Pero vayamos por partes, ¿qué bienes jurídicos resultan afectados a través de los pinchazos a mujeres en los espacios públicos? Obviamente, y a tenor de las informaciones y opiniones expertas sobre la materia, no cabe duda que los pinchazos a mujeres constituyen un delito de lesiones. De ahí la importancia de la denuncia ante sospechas de haber sido víctima de este tipo de conductas.
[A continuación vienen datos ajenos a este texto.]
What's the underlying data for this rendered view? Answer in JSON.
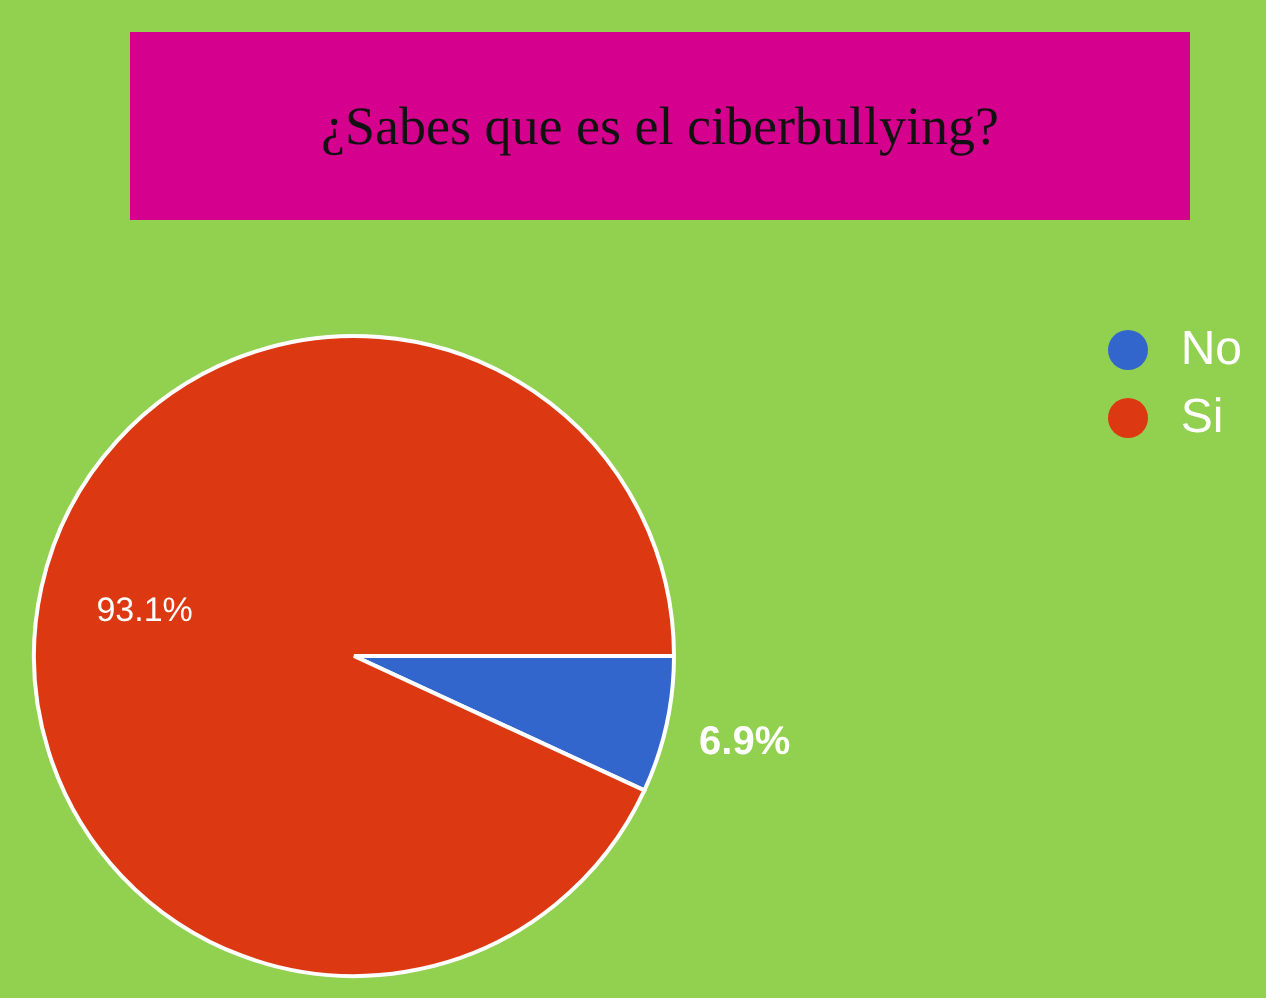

El párrafo 1 del artículo 147 del Código Penal tipifica el tipo básico en los siguientes términos:

“1. El que, por cualquier medio o procedimiento, causare a otro una lesión que menoscabe su integridad corporal o su salud física o mental, será castigado, como reo del delito de lesiones con la pena de prisión de tres meses a tres años o multa seis a doce meses, siempre que la lesión requiera objetivamente para su sanidad, además de una primera asistencia facultativa, tratamiento médico o quirúrgico (…)”.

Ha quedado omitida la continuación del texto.